New Zealand look to continue winning streak
After England's ungainly exit from the NatWest Series, Thursday's game between West Indies and New Zealand at the Rose Bowl has turned into a mini-final, and a chance for both teams to win an important psychological victory before the Lord's final on Saturday. Both teams are faced with the option of giving their leading players a rest before the final, or keeping their sides the same to keep their momentum going.
New Zealand are unbeaten in the series so far, and their well-planned, calm approach has had the better of both England and West Indies, but their batting has rested on good performances from a few players, with the likes of Nathan Astle and Craig McMillan remaining unusually anonymous. They have also been helped by the toss, winning it every time, and this has no doubt proved vital to their campaign as the side batting first has not won a single match in this one-day series.
They rested Chris Cairns in their last match against England at Bristol, as he had picked up a few minor injuries. Provided he is fit, this game will give him some valuable match practice, but if he has not fully recovered, New Zealand are unlikely to risk playing him.
Daniel Vettori, after coming back from a hamstring injury, has looked flat in New Zealand's three games so far.

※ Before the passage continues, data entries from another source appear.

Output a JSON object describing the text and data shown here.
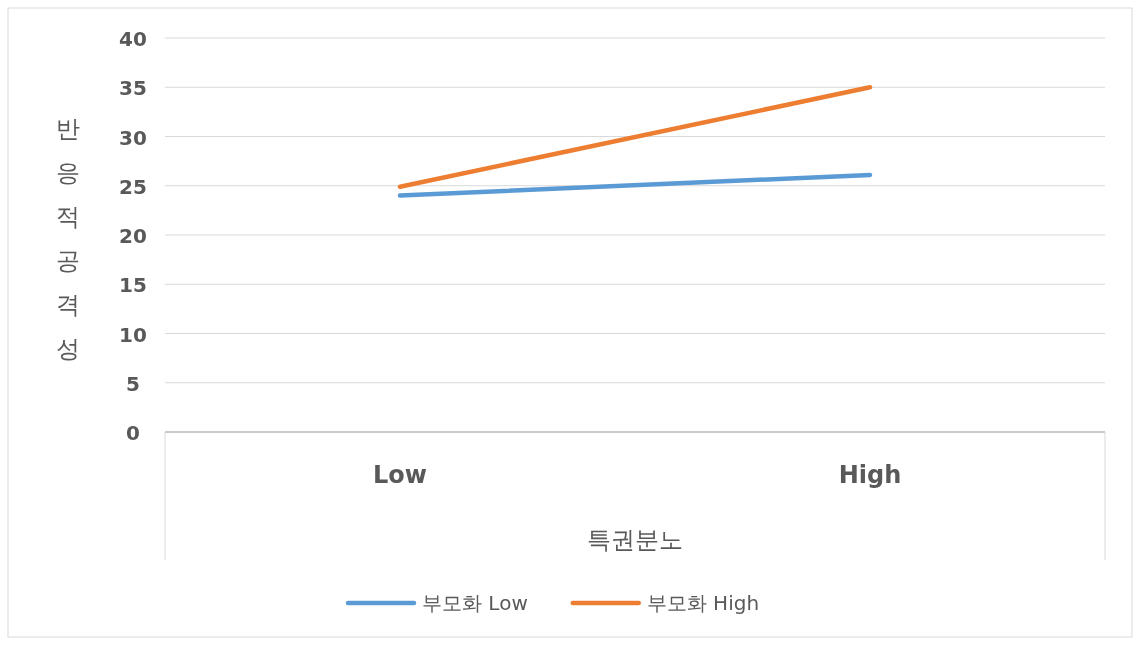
{
  "chart_data": {
    "type": "line",
    "xlabel": "특권분노",
    "ylabel": "반응적 공격성",
    "categories": [
      "Low",
      "High"
    ],
    "series": [
      {
        "name": "부모화 Low",
        "color": "#5b9bd5",
        "values": [
          24.0,
          26.1
        ]
      },
      {
        "name": "부모화 High",
        "color": "#ed7d31",
        "values": [
          24.9,
          35.0
        ]
      }
    ],
    "ylim": [
      0,
      40
    ],
    "yticks": [
      0,
      5,
      10,
      15,
      20,
      25,
      30,
      35,
      40
    ],
    "grid": "y",
    "legend": "bottom",
    "marker": "none",
    "line_style": "solid"
  }
}
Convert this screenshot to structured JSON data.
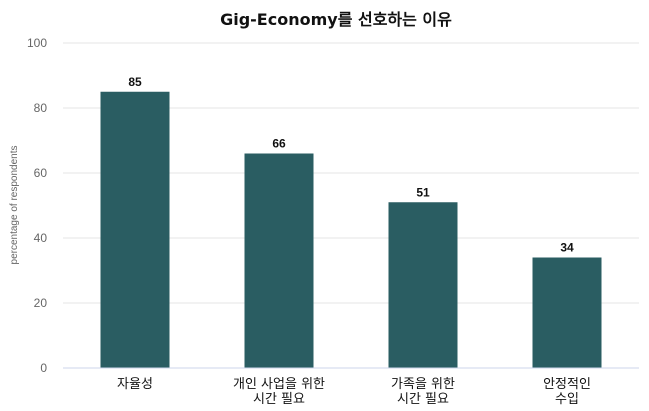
{
  "chart_data": {
    "type": "bar",
    "title": "Gig-Economy를 선호하는 이유",
    "ylabel": "percentage of respondents",
    "xlabel": "",
    "categories": [
      [
        "자율성"
      ],
      [
        "개인 사업을 위한",
        "시간 필요"
      ],
      [
        "가족을 위한",
        "시간 필요"
      ],
      [
        "안정적인",
        "수입"
      ]
    ],
    "values": [
      85,
      66,
      51,
      34
    ],
    "ylim": [
      0,
      100
    ],
    "yticks": [
      0,
      20,
      40,
      60,
      80,
      100
    ],
    "grid": true,
    "legend": "none",
    "bar_color": "#2a5d62"
  }
}
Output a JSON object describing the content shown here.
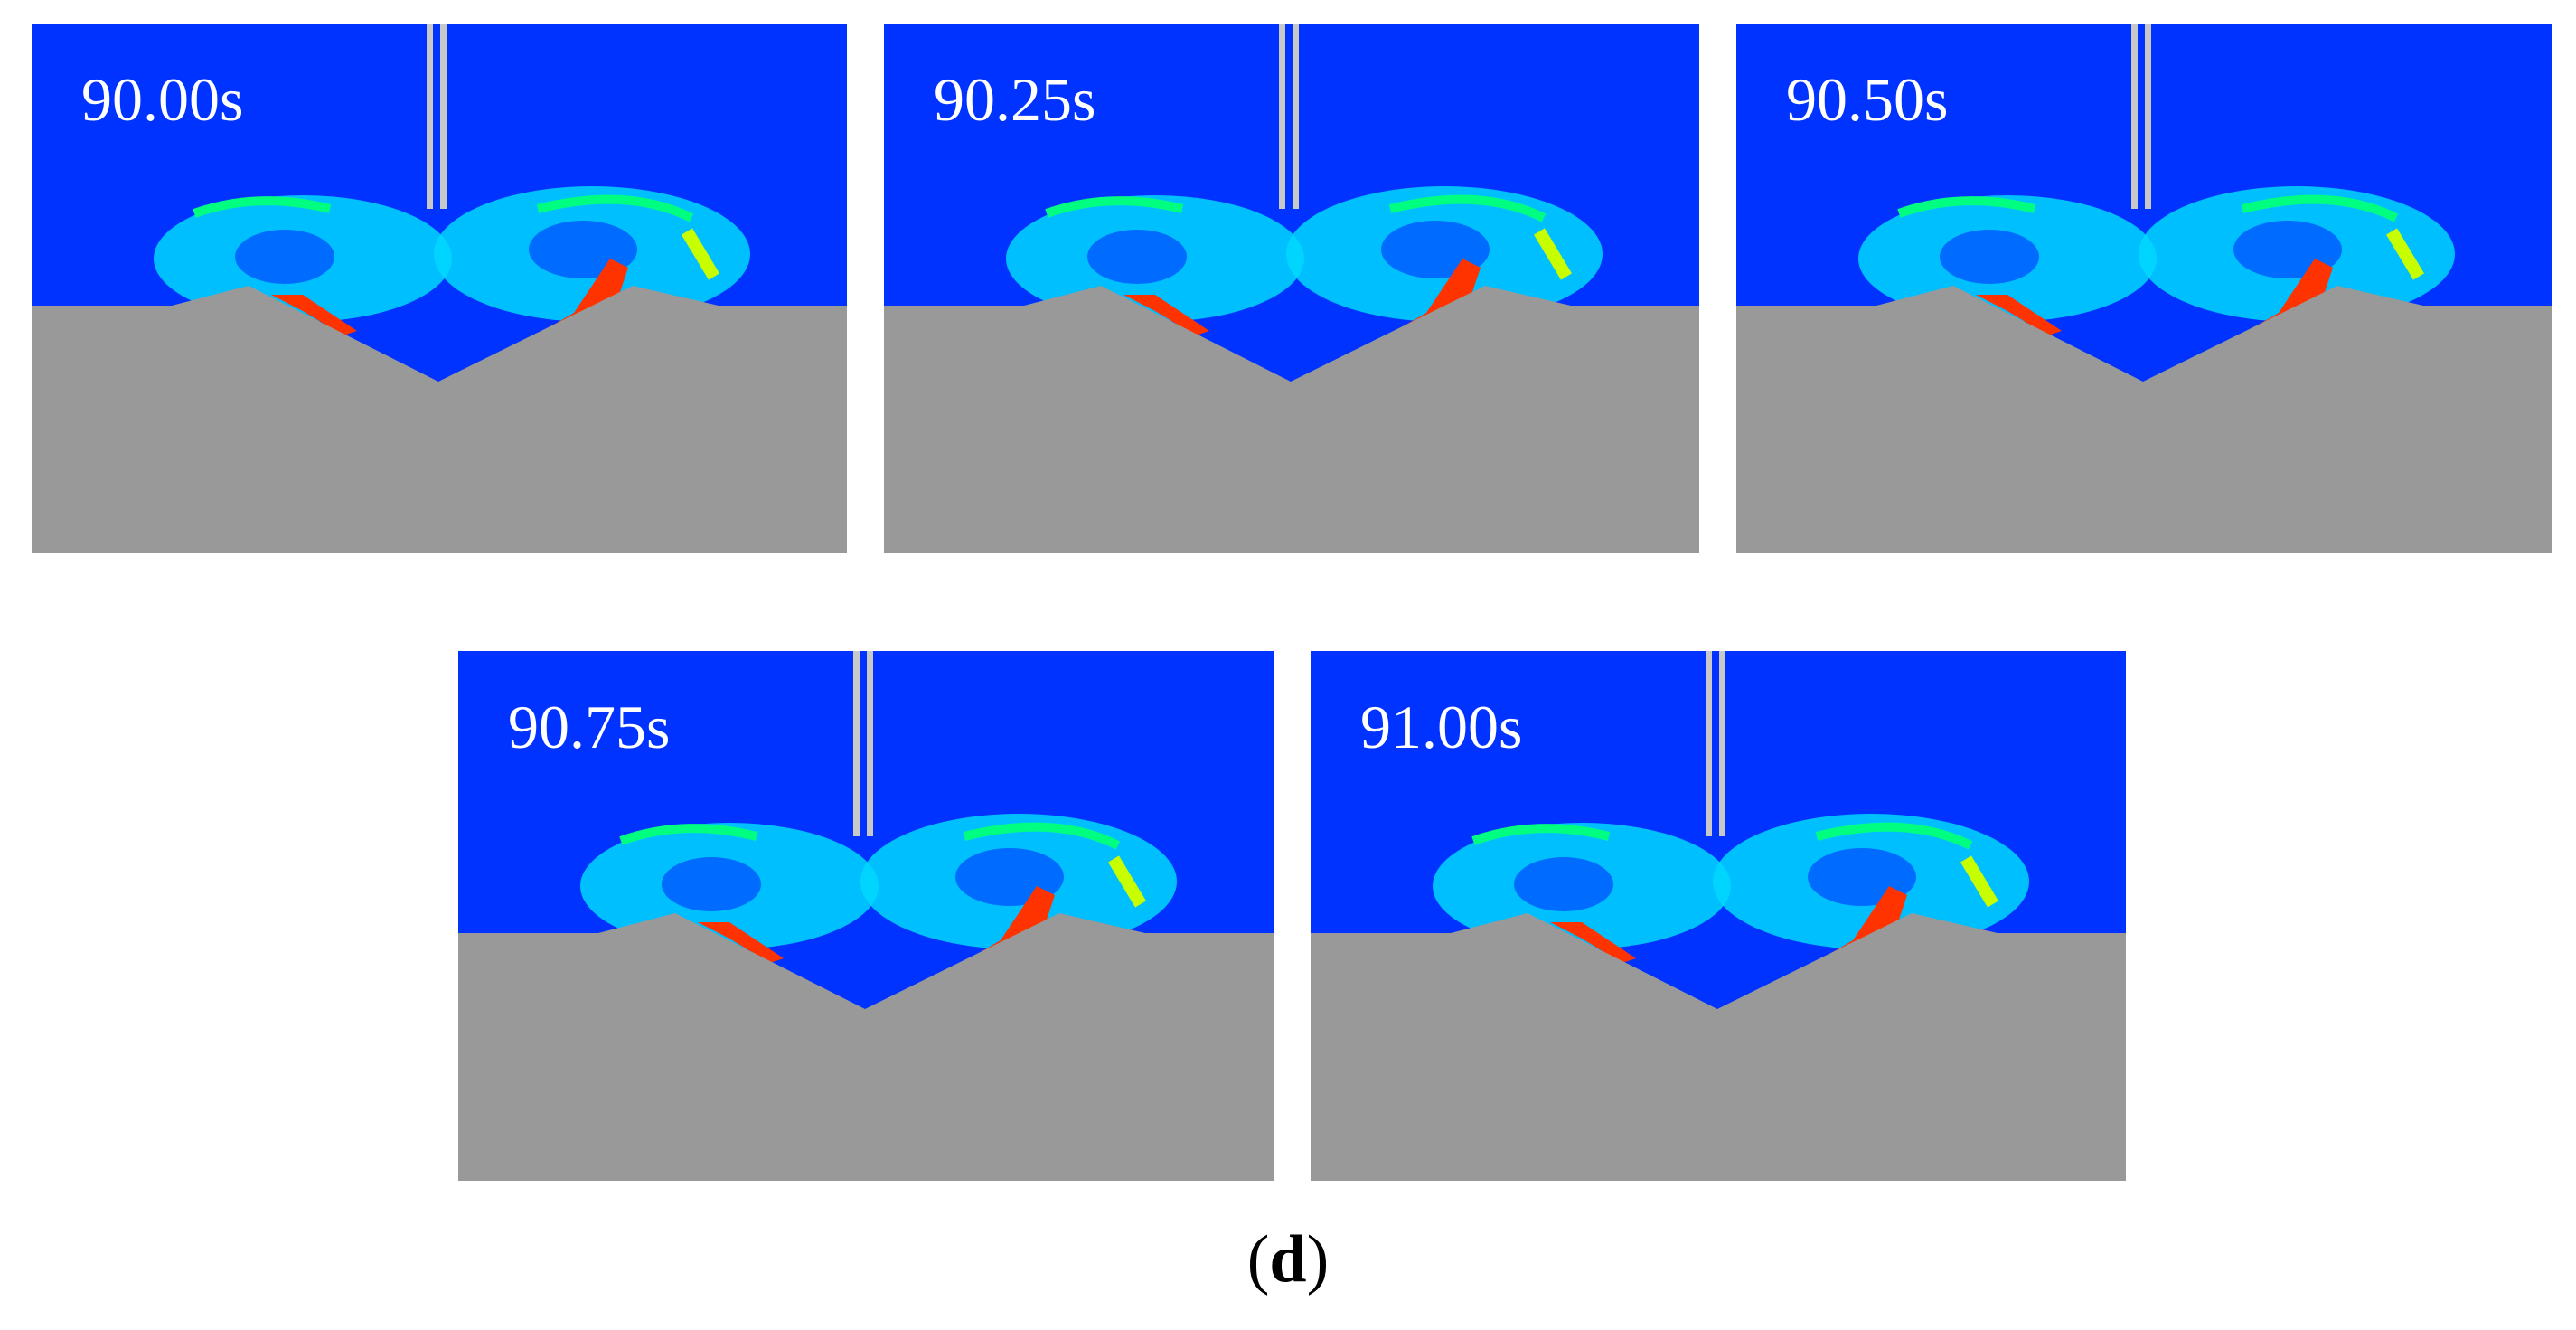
{
  "colors": {
    "fluid_background": "#0033ff",
    "ground": "#999999",
    "nozzle": "#c8c8c8",
    "colormap": [
      "#00d8ff",
      "#00ff80",
      "#c8ff00",
      "#ff3300"
    ]
  },
  "frames": [
    {
      "label": "90.00s"
    },
    {
      "label": "90.25s"
    },
    {
      "label": "90.50s"
    },
    {
      "label": "90.75s"
    },
    {
      "label": "91.00s"
    }
  ],
  "caption": {
    "open": "(",
    "letter": "d",
    "close": ")"
  }
}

He has taken only one wicket - that of James Anderson, England's No. 11, and has often gone for runs. This game will be his last chance before the final to prove he is still a force to be reckoned with, though with his previous record he will probably make the final XI on Saturday whether or not he makes an impact in this match.
After a characteristically inconsistent series, West Indies are starting to come into their own. Chris Gayle in particular has looked better and better with every outing, and he will be a key player both on Thursday and at the final. Apart from the mauling by Andrew Flintoff and Andrew Strauss at Lord's on Tuesday, the bowlers have performed well, and Dwayne Bravo is the tournament's leading wicket-taker. Tino Best, though he gives his all every time he plays, is a little prone to injury and may well be rested for this match. He will be a vital player in the final, and West Indies will be unlikely to risk playing him in this dead rubber.
Dwayne Smith's time at the top of the order has so far proved to be a mistake, but with the pressure off in this match he may finally show what he is capable of. West Indies have no real problems with their batting, except in deciding who will bat where. Gayle has had three different opening partners in four matches, and though Brian Lara has been the only one who has had success, he seems unwilling to stay in the position.
New Zealand will start as favourites in this match, but with West Indies in unpredictable form and riding high from their victory over England, it is sure to be an interesting encounter.
New Zealand (probable) 1 Stephen Fleming (capt), 2 Nathan Astle, 3 Hamish Marshall, 4 Scott Styris, 5 Craig McMillan, 6 Jacob Oram, 7 Chris Harris, 8 Gareth Hopkins (wk), 9 Daniel Vettori, 10 James Franklin, 11 Ian Butler.
West Indies (probable) 1 Chris Gayle, 2 Devon Smith, 3 Ramnaresh Sarwan, 4 Brian Lara (capt), 5 Shivnarine Chanderpaul, 6 Ricardo Powell, 7 Dwayne Smith, 8 Dwayne Bravo, 9 Ridley Jacobs (wk), 10 Ian Bradshaw, 11 Jermaine Lawson.